Fatamorgana Ekspor Pasir Laut

  • Bagikan

* Oleh: A Tenri Sarwan, S.E
(Aktivis Komunitas *Temantaatta* Kota Palopo)


Indonesia sejak dulu dikenal dengan kekayaan sumber daya alam yang melimpah. Tak dipungkiri menjadi daya tarik banyak pihak untuk mengelolanya. Baik individu, asing maupun swasta tentu tak akan ketinggalan jika diberi lampu hijau. Tak diberi lampu hijau saja sumber daya alam negeri ini 'dicuri' sedemikian rupa. Tapi, di sisi lain kita tidak bisa menutup mata dan telinga, bahkan bukan hal tabu bahwa beberapa sumber daya alam yang sudah mendapatkan izin nyatanya tak luput dari masalah.
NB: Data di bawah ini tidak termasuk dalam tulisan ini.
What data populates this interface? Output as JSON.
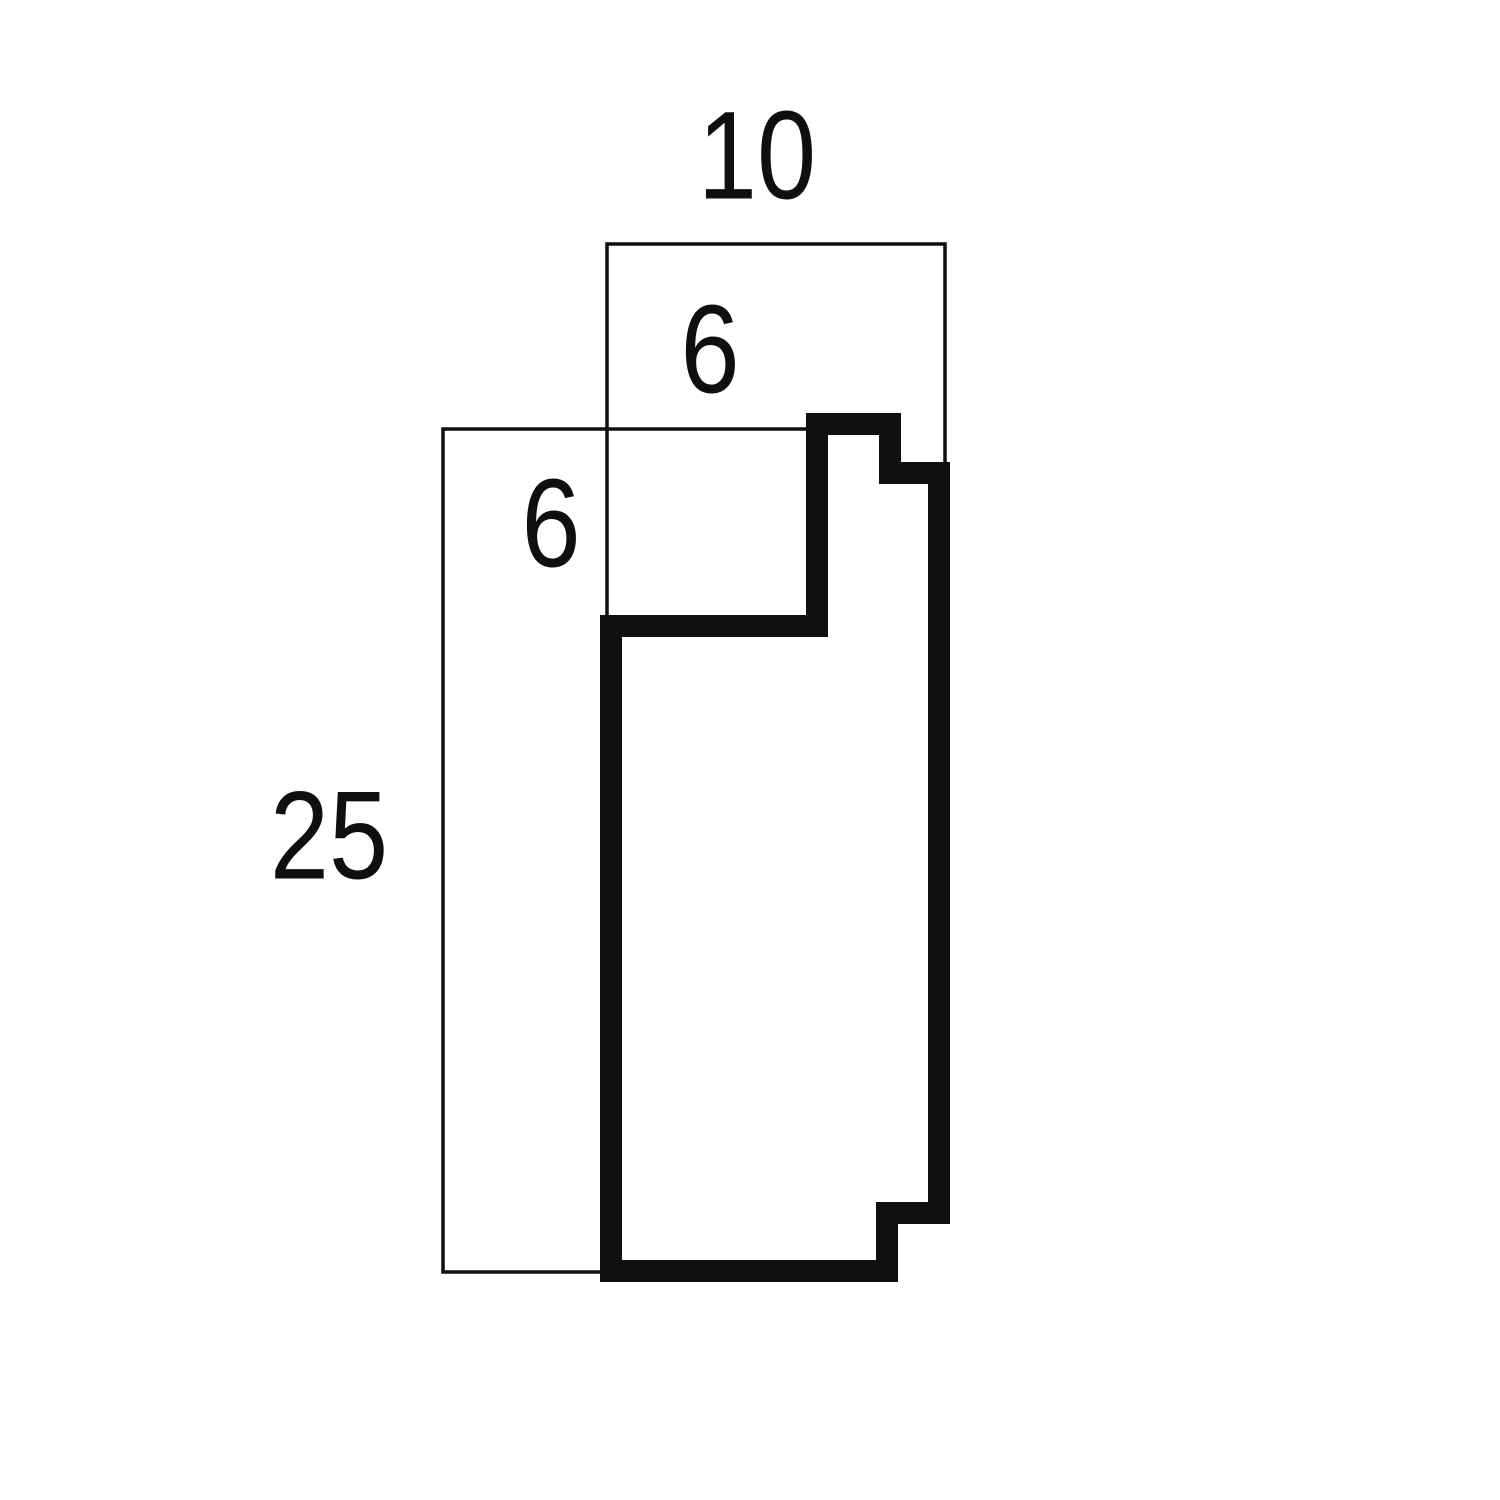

Sebelumnya Pemerintah mengumumkan keputusan untuk membuka kembali ekspor pasir laut setelah 20 tahun tak diberlakukan. Pada 30 Mei 2023 pemerintah menjelaskan kembali, dibukanya keran ekspor pasir laut, diharapkan dapat memberikan kontribusi positif bagi perekonomian negara. Termasuk peningkatan devisa negara, peningkatan lapangan kerja dan pengembangan sektor industrinya. (News.republika.co.id 07/06/2023)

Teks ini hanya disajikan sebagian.